The stock fell as much as 8% in early trading after the firm priced the shares at ¥553, an almost 10% discount from Tuesday’s close. Metaplanet shares have fallen more than 30% since it announced the overseas share sale in August.
The hotelier-turned-Bitcoin-proxy firm will raise ¥204.1 billion ($1.4 billion) from the international offering, the majority of which will be spent on Bitcoin purchases, according to a filing on Tuesday.
Metaplanet’s foray into international equity markets comes as crypto stockpilers worldwide see their share prices sink, raising questions about the sustainability of the crypto proxy model pioneered by Michael Saylor’s Strategy Inc. Metaplanet’s stock has dropped more than 60% from a recent peak struck in June, after climbing over 400% since the start of this year.
US-based Bitcoin stockpiler Nakamoto Holdings Inc. has committed to buying up to $30 million of Metaplanet’s overseas offering, the company said on its website. Nakamoto’s founder, David Bailey, sits on Metaplanet’s advisory board.
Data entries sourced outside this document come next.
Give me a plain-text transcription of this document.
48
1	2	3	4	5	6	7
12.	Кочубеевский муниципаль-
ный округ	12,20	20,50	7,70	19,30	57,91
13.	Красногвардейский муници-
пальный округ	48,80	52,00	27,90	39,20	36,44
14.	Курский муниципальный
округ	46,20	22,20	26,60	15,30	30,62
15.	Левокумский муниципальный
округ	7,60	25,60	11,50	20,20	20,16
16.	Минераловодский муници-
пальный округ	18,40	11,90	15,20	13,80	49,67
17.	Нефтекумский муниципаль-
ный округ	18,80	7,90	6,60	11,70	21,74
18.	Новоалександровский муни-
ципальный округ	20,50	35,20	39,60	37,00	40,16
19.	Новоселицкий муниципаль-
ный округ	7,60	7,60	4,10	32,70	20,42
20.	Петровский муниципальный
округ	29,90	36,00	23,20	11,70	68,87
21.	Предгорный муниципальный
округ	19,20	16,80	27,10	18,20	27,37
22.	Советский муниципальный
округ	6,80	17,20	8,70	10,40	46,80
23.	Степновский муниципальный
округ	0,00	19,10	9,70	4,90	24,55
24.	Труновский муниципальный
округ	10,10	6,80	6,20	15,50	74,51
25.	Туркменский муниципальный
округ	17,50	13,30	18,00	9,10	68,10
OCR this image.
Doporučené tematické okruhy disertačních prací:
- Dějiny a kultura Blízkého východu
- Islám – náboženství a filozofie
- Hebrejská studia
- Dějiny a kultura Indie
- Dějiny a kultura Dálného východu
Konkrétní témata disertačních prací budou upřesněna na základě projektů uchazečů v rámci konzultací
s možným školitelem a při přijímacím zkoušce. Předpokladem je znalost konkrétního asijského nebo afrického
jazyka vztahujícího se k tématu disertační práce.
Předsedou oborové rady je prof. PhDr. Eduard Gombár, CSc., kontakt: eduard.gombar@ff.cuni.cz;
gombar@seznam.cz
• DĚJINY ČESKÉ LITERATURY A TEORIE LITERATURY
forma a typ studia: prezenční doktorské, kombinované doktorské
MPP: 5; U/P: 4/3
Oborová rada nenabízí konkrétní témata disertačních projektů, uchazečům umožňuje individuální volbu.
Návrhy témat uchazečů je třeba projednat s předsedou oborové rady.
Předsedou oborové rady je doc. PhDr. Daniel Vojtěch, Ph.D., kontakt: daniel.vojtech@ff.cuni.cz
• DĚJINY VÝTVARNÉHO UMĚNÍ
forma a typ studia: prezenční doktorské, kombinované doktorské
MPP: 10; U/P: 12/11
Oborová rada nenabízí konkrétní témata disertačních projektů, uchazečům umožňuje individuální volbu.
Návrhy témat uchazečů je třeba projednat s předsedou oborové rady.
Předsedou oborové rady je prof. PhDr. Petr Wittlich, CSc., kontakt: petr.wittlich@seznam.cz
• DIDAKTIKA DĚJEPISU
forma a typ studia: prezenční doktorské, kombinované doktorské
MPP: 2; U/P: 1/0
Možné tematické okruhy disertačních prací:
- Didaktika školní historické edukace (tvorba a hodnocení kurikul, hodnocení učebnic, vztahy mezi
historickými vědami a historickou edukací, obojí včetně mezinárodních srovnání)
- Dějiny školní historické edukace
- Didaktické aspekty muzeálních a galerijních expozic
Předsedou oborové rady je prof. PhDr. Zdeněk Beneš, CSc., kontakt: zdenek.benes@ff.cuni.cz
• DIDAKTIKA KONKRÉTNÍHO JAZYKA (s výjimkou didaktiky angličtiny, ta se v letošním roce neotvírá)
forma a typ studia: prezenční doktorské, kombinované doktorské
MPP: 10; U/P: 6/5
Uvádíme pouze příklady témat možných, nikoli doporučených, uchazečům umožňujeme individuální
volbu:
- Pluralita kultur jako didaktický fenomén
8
Morgan Stanley & Co. International Plc and Cantor Fitzgerald & Co. are the bookrunners for Metaplanet’s international deal.
Japan’s largest crypto treasury has so far counted on stock acquisition rights as its main funding tool to buy Bitcoin, but that strategy has lost momentum as Metaplanet’s shares have slumped. The firm currently holds 20,136 Bitcoin, according to its website.